Final answer:
The greedy algorithm for making change is described and proven to yield an optimal solution. It is also explained how the greedy algorithm may not be optimal in certain cases. Lastly, an O(nk) algorithm using dynamic programming is suggested for making change with a set of k different coin denominations.
Step-by-step explanation:
(a) The greedy algorithm for making change is as follows:
- Start with the largest coin value (quarters) and check if the value of the coin is less than or equal to the remaining change. If it is, subtract the value of the coin from the remaining change and increment the count of that coin.
- Repeat this process for each coin denomination in decreasing order of value.

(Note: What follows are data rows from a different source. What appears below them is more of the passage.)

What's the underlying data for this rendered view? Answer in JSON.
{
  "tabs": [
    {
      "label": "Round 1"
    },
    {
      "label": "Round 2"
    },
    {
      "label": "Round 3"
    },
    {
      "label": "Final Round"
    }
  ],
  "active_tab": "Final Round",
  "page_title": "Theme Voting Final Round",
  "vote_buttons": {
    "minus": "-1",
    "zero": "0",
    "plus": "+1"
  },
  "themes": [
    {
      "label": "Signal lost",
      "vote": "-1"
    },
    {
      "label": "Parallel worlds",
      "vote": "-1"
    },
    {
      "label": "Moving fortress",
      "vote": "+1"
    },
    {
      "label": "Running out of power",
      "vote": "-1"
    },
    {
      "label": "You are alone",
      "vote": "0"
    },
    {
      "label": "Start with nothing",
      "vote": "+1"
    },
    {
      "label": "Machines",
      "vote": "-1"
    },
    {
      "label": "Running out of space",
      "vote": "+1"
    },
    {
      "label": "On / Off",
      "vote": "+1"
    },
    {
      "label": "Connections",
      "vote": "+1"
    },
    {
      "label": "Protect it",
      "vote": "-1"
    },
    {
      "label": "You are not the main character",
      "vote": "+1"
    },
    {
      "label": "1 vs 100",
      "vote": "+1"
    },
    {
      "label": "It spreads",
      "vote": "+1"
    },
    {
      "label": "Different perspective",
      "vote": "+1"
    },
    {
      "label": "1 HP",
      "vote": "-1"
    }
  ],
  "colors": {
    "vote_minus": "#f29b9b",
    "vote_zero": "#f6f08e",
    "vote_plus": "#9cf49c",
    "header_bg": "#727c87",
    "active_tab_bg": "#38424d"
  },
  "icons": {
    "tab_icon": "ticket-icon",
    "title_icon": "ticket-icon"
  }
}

- Return the count of each coin denomination.
To prove that this algorithm yields an optimal solution, we need to show that it always produces the minimal number of coins for any amount of change.
We can prove this by contradiction. Suppose that the greedy algorithm does not yield an optimal solution for some amount of change. This would mean that there exists another solution that uses fewer coins.
However, this is not possible because the greedy algorithm always chooses the largest coin denomination possible, which ensures that the remaining change is minimized.
Therefore, the greedy algorithm yields an optimal solution for making change.
(b) The greedy algorithm does not yield an optimal solution if the coin denominations include a coin that is not a multiple of the other coin denominations. For example, if we include the penny as one of the coin denominations, the greedy algorithm may not yield the optimal solution for certain amounts of change.
(c) An O(nk) algorithm can be used to make change for any set of k different coin denominations, assuming that one of the coins is a penny. This algorithm can be implemented using dynamic programming.